NanoString Technologies, Inc., 530 Fairview Ave N, Seattle, WA 98109 USA.
Tumor Vaccine Group, University of Washington, 850 Republican Street, Box 358050, Seattle, WA 98109 USA.
J Immunother Cancer. 2017 Feb 21;5:18. doi: 10.1186/s40425-017-0215-8. eCollection 2017.
Assays of the abundance of immune cell populations in the tumor microenvironment promise to inform immune oncology research and the choice of immunotherapy for individual patients. We propose to measure the intratumoral abundance of various immune cell populations with gene expression. In contrast to IHC and flow cytometry, gene expression assays yield high information content from a clinically practical workflow. Previous studies of gene expression in purified immune cells have reported hundreds of genes showing enrichment in a single cell type, but the utility of these genes in tumor samples is unknown. We use co-expression patterns in large tumor gene expression datasets to evaluate previously reported candidate cell type marker genes lists, eliminate numerous false positives and identify a subset of high confidence marker genes.
Using a novel statistical tool, we use co-expression patterns in 9986 samples from The Cancer Genome Atlas (TCGA) to evaluate previously reported cell type marker genes. We compare immune cell scores derived from these genes to measurements from flow cytometry and immunohistochemistry. We characterize the reproducibility of our cell scores in replicate runs of RNA extracted from FFPE tumor tissue.
We identify a list of 60 marker genes whose expression levels measure 14 immune cell populations.
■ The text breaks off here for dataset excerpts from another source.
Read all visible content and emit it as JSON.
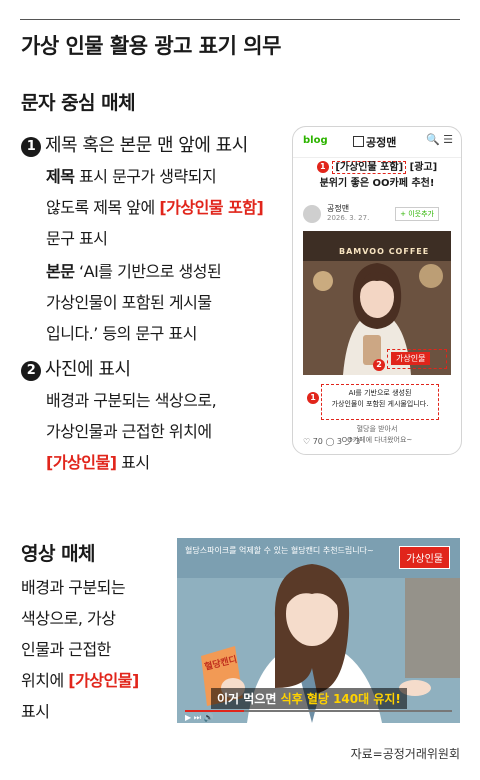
{
  "title": "가상 인물 활용 광고 표기 의무",
  "text_media": {
    "heading": "문자 중심 매체",
    "item1": {
      "number": "1",
      "label": "제목 혹은 본문 맨 앞에 표시",
      "p1": {
        "bold": "제목",
        "t1": " 표시 문구가 생략되지",
        "t2": "않도록 제목 앞에 ",
        "red": "[가상인물 포함]",
        "t3": "문구 표시"
      },
      "p2": {
        "bold": "본문",
        "t1": " ‘AI를 기반으로 생성된",
        "t2": "가상인물이 포함된 게시물",
        "t3": "입니다.’ 등의 문구 표시"
      }
    },
    "item2": {
      "number": "2",
      "label": "사진에 표시",
      "t1": "배경과 구분되는 색상으로,",
      "t2": "가상인물과 근접한 위치에",
      "red": "[가상인물]",
      "t3": " 표시"
    }
  },
  "phone": {
    "app": "blog",
    "blog_name": "공정맨",
    "icons": "🔍 ☰",
    "headline_badge": "1",
    "headline_red": "[가상인물 포함]",
    "headline_tag": " [광고]",
    "headline_2": "분위기 좋은 OO카페 추천!",
    "author": "공정맨",
    "date": "2026. 3. 27.",
    "follow": "+ 이웃추가",
    "cafe_sign": "BAMVOO COFFEE",
    "photo_badge": "2",
    "photo_label": "가상인물",
    "notice_badge": "1",
    "notice_l1": "AI를 기반으로 생성된",
    "notice_l2": "가상인물이 포함된 게시물입니다.",
    "small_1": "혈당을 받아서",
    "small_2": "OO카페에 다녀왔어요~",
    "footer": "♡ 70   ◯ 3   ⤴ 3"
  },
  "video_media": {
    "heading": "영상 매체",
    "l1": "배경과 구분되는",
    "l2": "색상으로, 가상",
    "l3": "인물과 근접한",
    "l4a": "위치에 ",
    "l4red": "[가상인물]",
    "l5": "표시"
  },
  "video": {
    "top_caption": "혈당스파이크를 억제할 수 있는 혈당캔디 추천드립니다~",
    "label": "가상인물",
    "product": "혈당캔디",
    "subtitle_white": "이거 먹으면 ",
    "subtitle_yellow": "식후 혈당 140대 유지!",
    "controls": "▶ ⏭ 🔊"
  },
  "source": "자료=공정거래위원회",
  "colors": {
    "accent_red": "#e1251b",
    "text": "#1a1a1a",
    "blog_green": "#2db400",
    "subtitle_yellow": "#ffd200"
  }
}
Cell type scores calculated from these genes are concordant with flow cytometry and IHC readings, show high reproducibility in replicate RNA samples from FFPE tissue and enable detailed analyses of the anti-tumor immune response in TCGA. In an immunotherapy dataset, they separate responders and non-responders early on therapy and provide an intricate picture of the effects of checkpoint inhibition. Most genes previously reported to be enriched in a single cell type have co-expression patterns inconsistent with cell type specificity.
Due to their concise gene set, computational simplicity and utility in tumor samples, these cell type gene signatures may be useful in future discovery research and clinical trials to understand how tumors and therapeutic intervention shape the immune response.
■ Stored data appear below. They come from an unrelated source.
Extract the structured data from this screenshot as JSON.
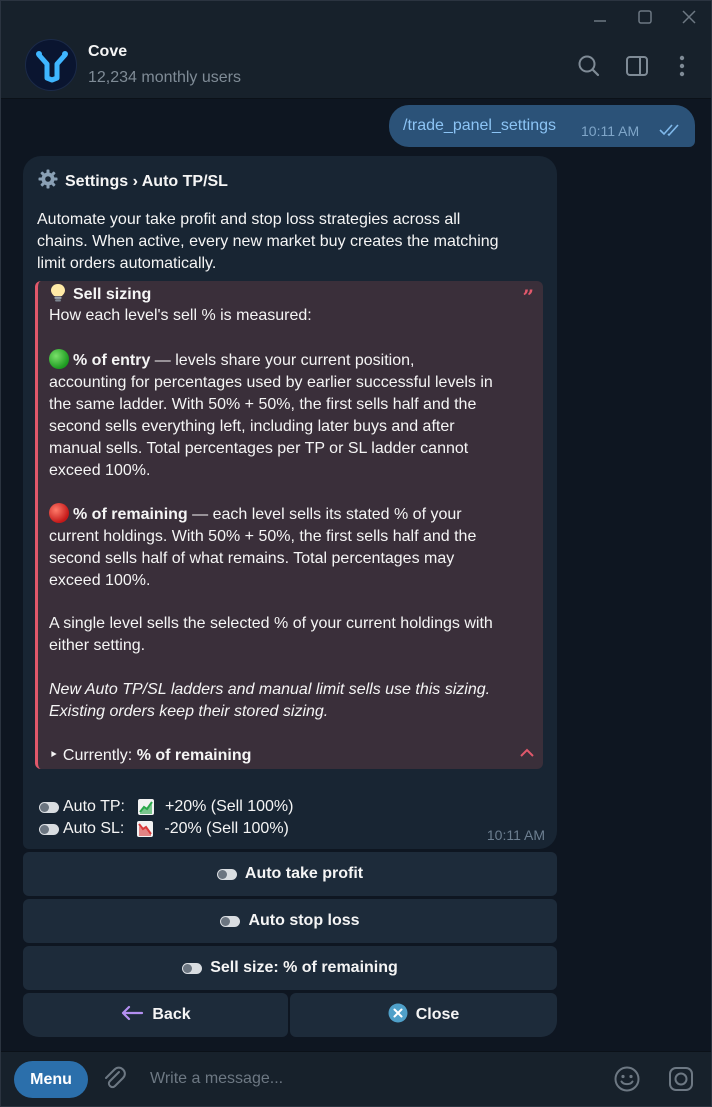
{
  "chat": {
    "title": "Cove",
    "subtitle": "12,234 monthly users"
  },
  "outgoing": {
    "text": "/trade_panel_settings",
    "time": "10:11 AM"
  },
  "incoming": {
    "title": "Settings › Auto TP/SL",
    "intro_lines": [
      "Automate your take profit and stop loss strategies across all",
      "chains. When active, every new market buy creates the matching",
      "limit orders automatically."
    ],
    "quote": {
      "heading": "Sell sizing",
      "subheading": "How each level's sell % is measured:",
      "entry_label": "% of entry",
      "entry_lines": [
        " — levels share your current position,",
        "accounting for percentages used by earlier successful levels in",
        "the same ladder. With 50% + 50%, the first sells half and the",
        "second sells everything left, including later buys and after",
        "manual sells. Total percentages per TP or SL ladder cannot",
        "exceed 100%."
      ],
      "remaining_label": "% of remaining",
      "remaining_lines": [
        " — each level sells its stated % of your",
        "current holdings. With 50% + 50%, the first sells half and the",
        "second sells half of what remains. Total percentages may",
        "exceed 100%."
      ],
      "single_lines": [
        "A single level sells the selected % of your current holdings with",
        "either setting."
      ],
      "italic_lines": [
        "New Auto TP/SL ladders and manual limit sells use this sizing.",
        "Existing orders keep their stored sizing."
      ],
      "current_prefix": "‣ Currently: ",
      "current_value": "% of remaining"
    },
    "auto_tp": {
      "label": "Auto TP:",
      "value": "+20% (Sell 100%)"
    },
    "auto_sl": {
      "label": "Auto SL:",
      "value": "-20% (Sell 100%)"
    },
    "time": "10:11 AM"
  },
  "keyboard": {
    "auto_take_profit": "Auto take profit",
    "auto_stop_loss": "Auto stop loss",
    "sell_size": "Sell size: % of remaining",
    "back": "Back",
    "close": "Close"
  },
  "composer": {
    "menu_label": "Menu",
    "placeholder": "Write a message..."
  },
  "colors": {
    "background": "#0e1621",
    "outgoing_bubble": "#2b5278",
    "incoming_bubble": "#182533",
    "quote_accent": "#e0586b",
    "menu_button": "#2b6fab"
  }
}
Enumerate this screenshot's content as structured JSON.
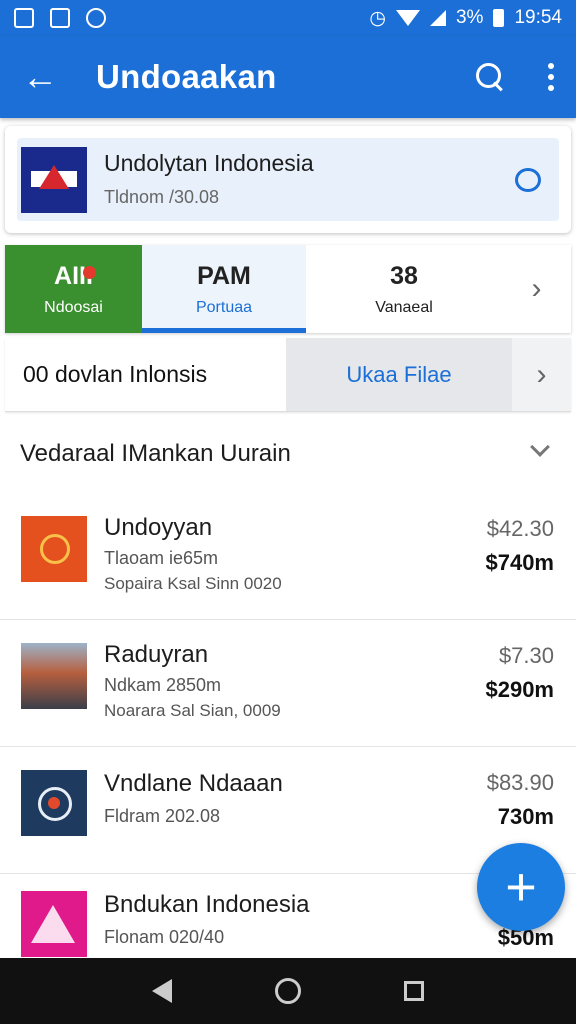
{
  "status_bar": {
    "battery_text": "3%",
    "time": "19:54"
  },
  "app_bar": {
    "title": "Undoaakan"
  },
  "header_card": {
    "title": "Undolytan Indonesia",
    "subtitle": "Tldnom /30.08"
  },
  "tabs": [
    {
      "big": "AIII",
      "small": "Ndoosai"
    },
    {
      "big": "PAM",
      "small": "Portuaa"
    },
    {
      "big": "38",
      "small": "Vanaeal"
    }
  ],
  "filter": {
    "label": "00 dovlan Inlonsis",
    "button": "Ukaa Filae"
  },
  "section": {
    "title": "Vedaraal IMankan Uurain"
  },
  "list_items": [
    {
      "title": "Undoyyan",
      "sub": "Tlaoam ie65m",
      "meta": "Sopaira Ksal Sinn 0020",
      "price_a": "$42.30",
      "price_b": "$740m"
    },
    {
      "title": "Raduyran",
      "sub": "Ndkam 2850m",
      "meta": "Noarara Sal Sian, 0009",
      "price_a": "$7.30",
      "price_b": "$290m"
    },
    {
      "title": "Vndlane Ndaaan",
      "sub": "Fldram 202.08",
      "meta": "",
      "price_a": "$83.90",
      "price_b": "730m"
    },
    {
      "title": "Bndukan Indonesia",
      "sub": "Flonam 020/40",
      "meta": "",
      "price_a": "",
      "price_b": "$50m"
    }
  ],
  "colors": {
    "primary": "#1b6fd6",
    "tab_green": "#3a8f2e"
  }
}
在肿瘤微环境中检测免疫细胞群体的丰度有望为免疫肿瘤学研究和为个体患者选择免疫疗法提供信息。我们提议使用基因表达来测量肿瘤内各种免疫细胞群体的丰度。与 IHC 和流式细胞术相比,基因表达测定从临床实用的工作流程中获得了高信息量。以前对纯化免疫细胞中的基因表达的研究报告了数百个在单个细胞类型中富集的基因,但这些基因在肿瘤样本中的用途尚不清楚。我们使用大型肿瘤基因表达数据集的共表达模式来评估先前报道的候选细胞类型标记基因列表,消除大量假阳性并确定一组高可信度的标记基因。
使用一种新的统计工具,我们使用来自癌症基因组图谱 (TCGA) 的 9986 个样本中的共表达模式来评估先前报道的细胞类型标记基因。我们将这些基因衍生的免疫细胞评分与流式细胞术和免疫组织化学测量结果进行比较。我们描述了从 FFPE 肿瘤组织中提取的 RNA 重复运行中细胞评分的可重复性。
我们确定了一组 60 个标记基因,其表达水平可测量 14 种免疫细胞群体。从这些基因计算的细胞分数与流式细胞术和 IHC 读数一致,在 FFPE 组织的重复 RNA 样本中具有高重复性,并能够在 TCGA 中对肿瘤的抗肿瘤免疫反应进行详细分析。在免疫治疗数据集,它们在治疗早期将应答者和无应答者分开,并提供了检查点抑制作用的复杂图像。以前报道的在单个细胞类型中富集的大多数基因的共表达模式与细胞类型特异性不一致。
由于其简洁的基因集、计算简单性以及在肿瘤样本中的实用性,这些细胞类型基因特征可能在未来的发现研究和临床试验中有用,以了解肿瘤和治疗干预如何塑造免疫反应。